SIMBAD references

We develop a new one-dimensional photochemical kinetics code to address stratospheric chemistry and stratospheric heating in hot Jupiters. Here we address optically active S-containing species and CO₂ at 1200 ≤ T ≤ 2000 K. HS (mercapto) and S₂ are highly reactive species that are generated photochemically and thermochemically from H₂ S with peak abundances between 1 and 10 mbar. S₂ absorbs UV between 240 and 340 nm and is optically thick for metallicities [S/H]>0 at T ≥ 1200 K. HS is probably more important than S₂, as it is generally more abundant than S₂ under hot Jupiter conditions and it absorbs at somewhat redder wavelengths. We use molecular theory to compute an HS absorption spectrum from sparse available data and find that HS should absorb strongly between 300 and 460 nm, with absorption at the longer wavelengths being temperature sensitive.

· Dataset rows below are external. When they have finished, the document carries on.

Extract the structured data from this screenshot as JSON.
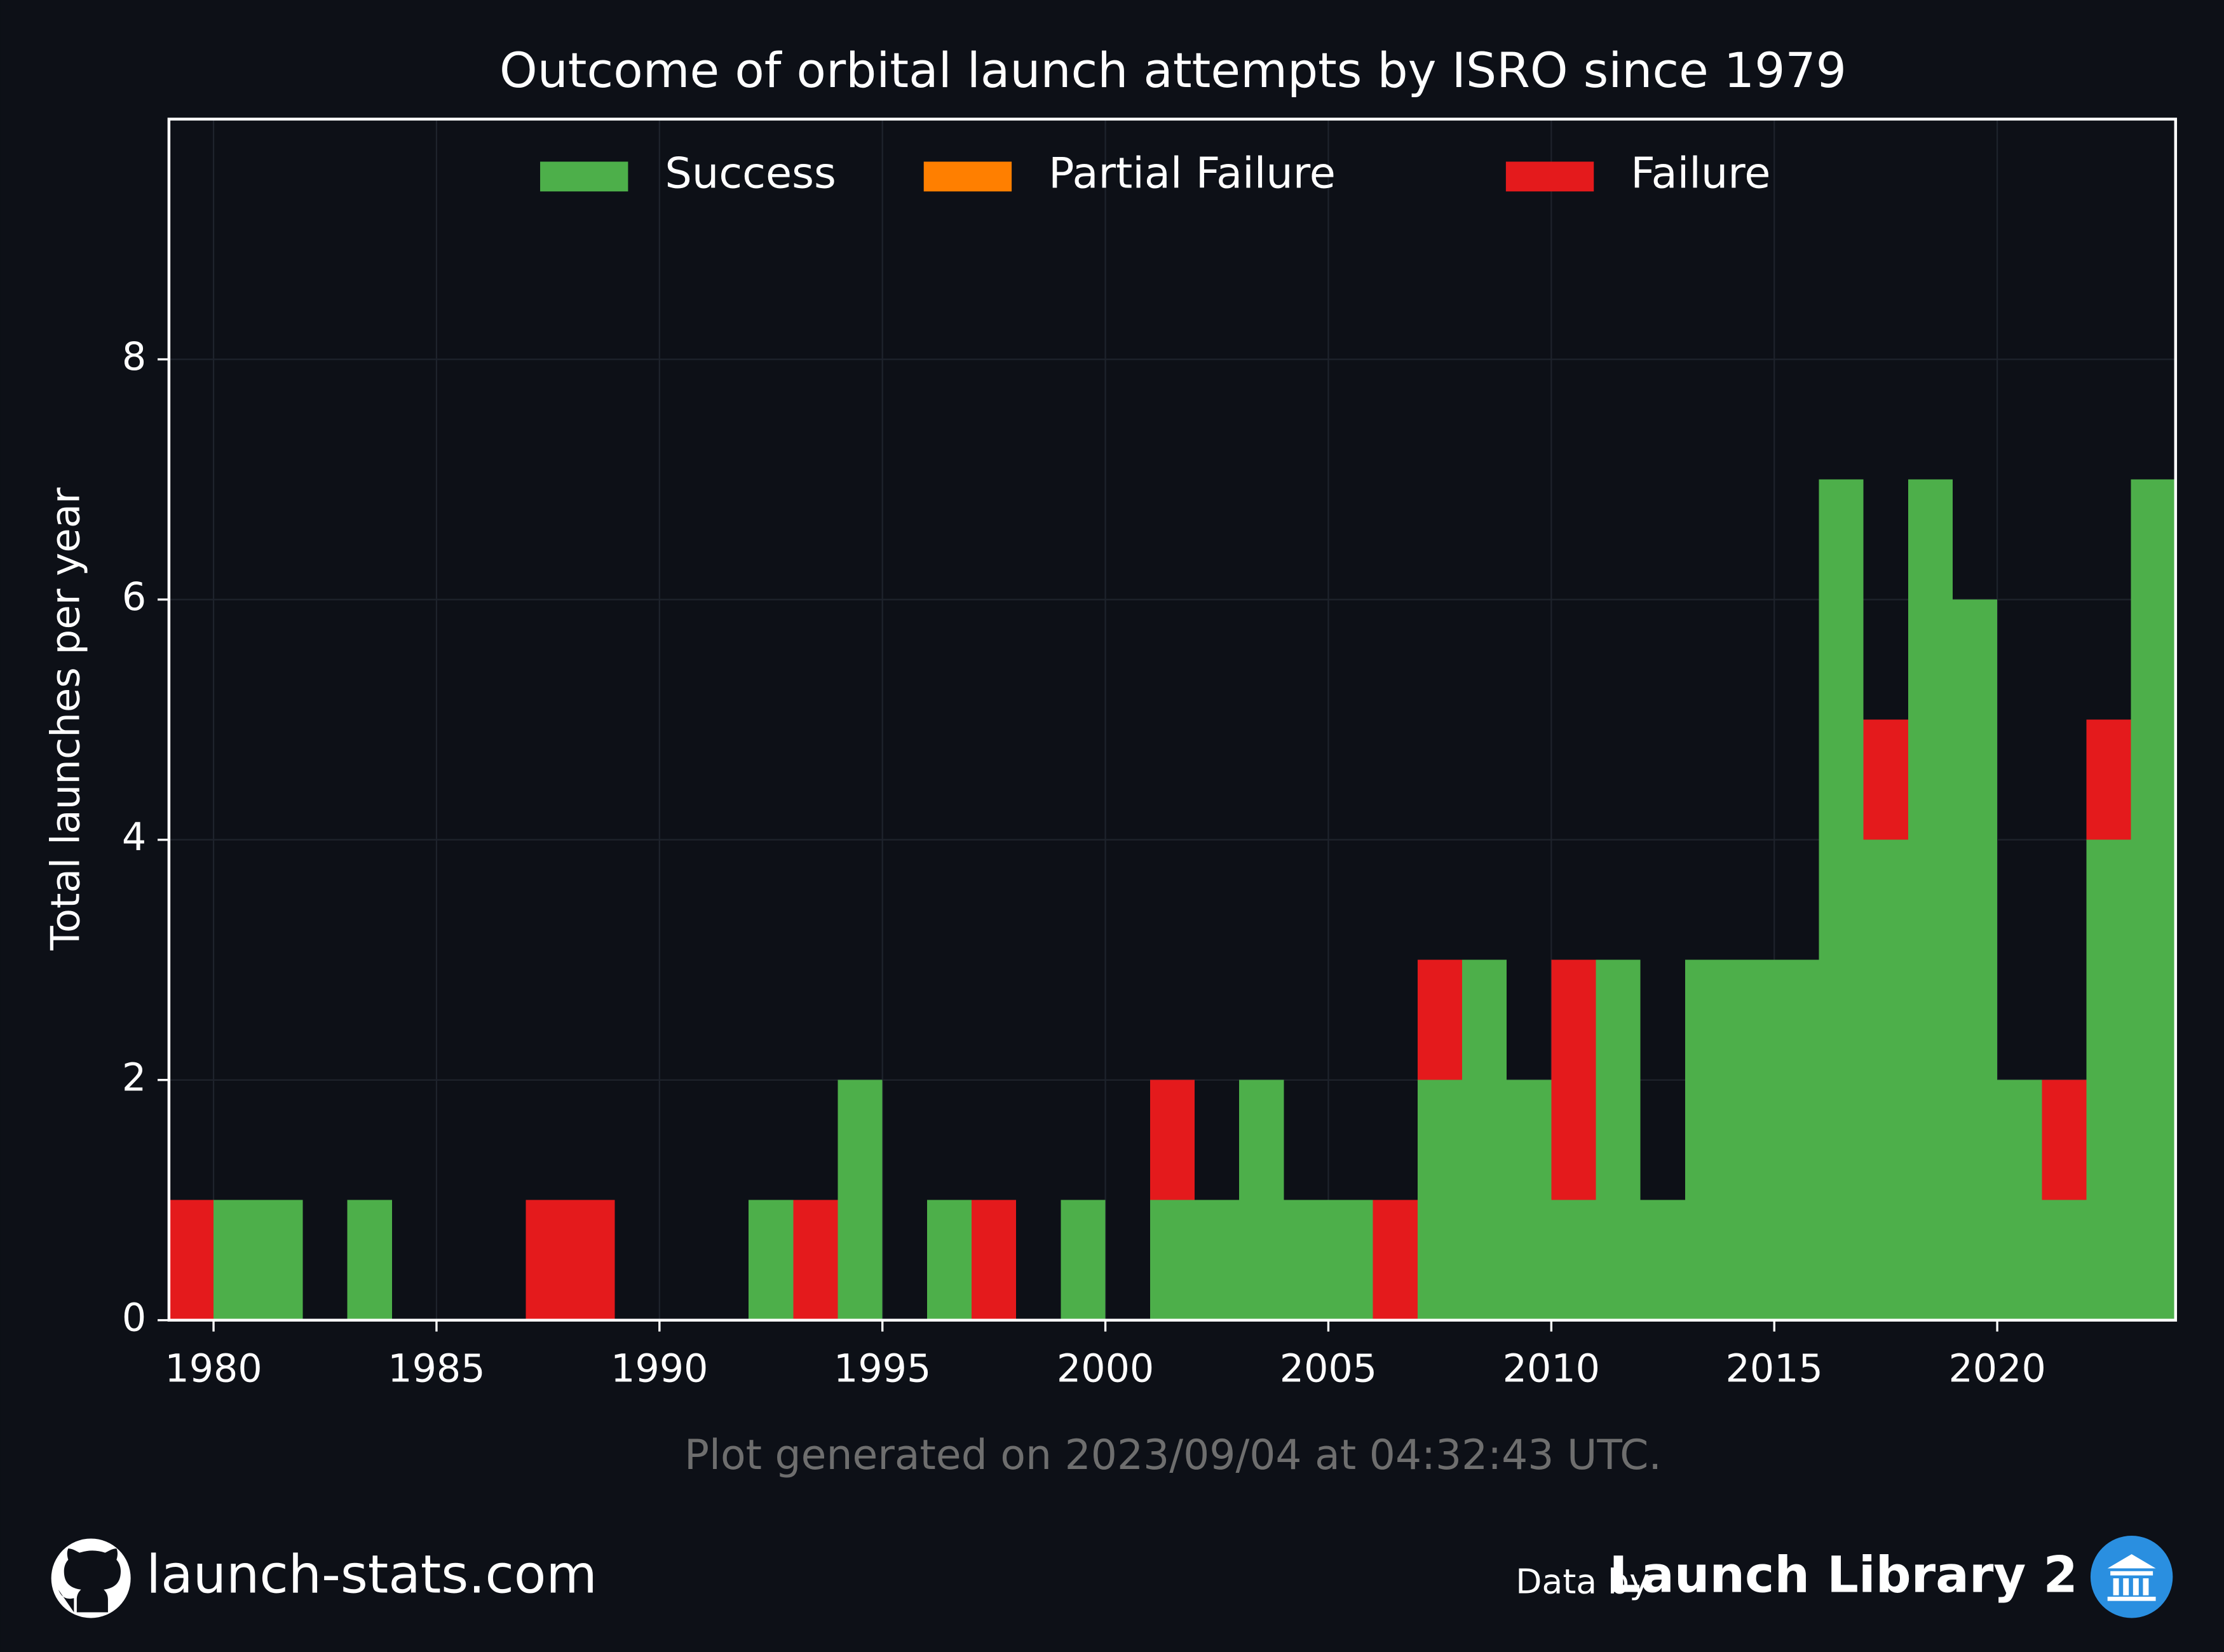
{
  "chart_data": {
    "type": "histogram",
    "title": "Outcome of orbital launch attempts by ISRO since 1979",
    "ylabel": "Total launches per year",
    "note": "Plot generated on 2023/09/04 at 04:32:43 UTC.",
    "bins": [
      1979,
      1980,
      1981,
      1982,
      1983,
      1984,
      1985,
      1986,
      1987,
      1988,
      1989,
      1990,
      1991,
      1992,
      1993,
      1994,
      1995,
      1996,
      1997,
      1998,
      1999,
      2000,
      2001,
      2002,
      2003,
      2004,
      2005,
      2006,
      2007,
      2008,
      2009,
      2010,
      2011,
      2012,
      2013,
      2014,
      2015,
      2016,
      2017,
      2018,
      2019,
      2020,
      2021,
      2022,
      2023,
      2024
    ],
    "series": [
      {
        "name": "Success",
        "color": "#4daf4a",
        "values": [
          0,
          1,
          1,
          0,
          1,
          0,
          0,
          0,
          0,
          0,
          0,
          0,
          0,
          1,
          0,
          2,
          0,
          1,
          0,
          0,
          1,
          0,
          1,
          1,
          2,
          1,
          1,
          0,
          2,
          3,
          2,
          1,
          3,
          1,
          3,
          3,
          3,
          7,
          4,
          7,
          6,
          2,
          1,
          4,
          7
        ]
      },
      {
        "name": "Partial Failure",
        "color": "#ff7f00",
        "values": [
          0,
          0,
          0,
          0,
          0,
          0,
          0,
          0,
          0,
          0,
          0,
          0,
          0,
          0,
          0,
          0,
          0,
          0,
          0,
          0,
          0,
          0,
          0,
          0,
          0,
          0,
          0,
          0,
          0,
          0,
          0,
          0,
          0,
          0,
          0,
          0,
          0,
          0,
          0,
          0,
          0,
          0,
          0,
          0,
          0
        ]
      },
      {
        "name": "Failure",
        "color": "#e41a1c",
        "values": [
          1,
          0,
          0,
          0,
          0,
          0,
          0,
          0,
          1,
          1,
          0,
          0,
          0,
          0,
          1,
          0,
          0,
          0,
          1,
          0,
          0,
          0,
          1,
          0,
          0,
          0,
          0,
          1,
          1,
          0,
          0,
          2,
          0,
          0,
          0,
          0,
          0,
          0,
          1,
          0,
          0,
          0,
          1,
          1,
          0
        ]
      }
    ],
    "stacked": true,
    "xlim": [
      1979,
      2024
    ],
    "xticks": [
      1980,
      1985,
      1990,
      1995,
      2000,
      2005,
      2010,
      2015,
      2020
    ],
    "ylim": [
      0,
      10
    ],
    "yticks": [
      0,
      2,
      4,
      6,
      8
    ],
    "grid": true,
    "legend": "upper center"
  },
  "footer": {
    "site": "launch-stats.com",
    "credit_prefix": "Data by",
    "credit": "Launch Library 2"
  }
}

When the two absorbers are combined, radiative heating (per kg of gas) peaks at 100 µbars, with a total stratospheric heating of ∼8x10⁴ W/m2 for a jovian planet orbiting a solar-twin at 0.032 AU. Total heating is insensitive to metallicity. The CO₂ mixing ratio is a well behaved quadratic function of metallicity, ranging from 1.6x10^–8 to 1.6x10^–4 for -0.3 < [M/H] < 1.7. CO₂ is insensitive to insolation, vertical mixing, temperature (1200 < T < 2000), and gravity. The photochemical calculations confirm that CO₂ should prove a useful probe of planetary metallicity.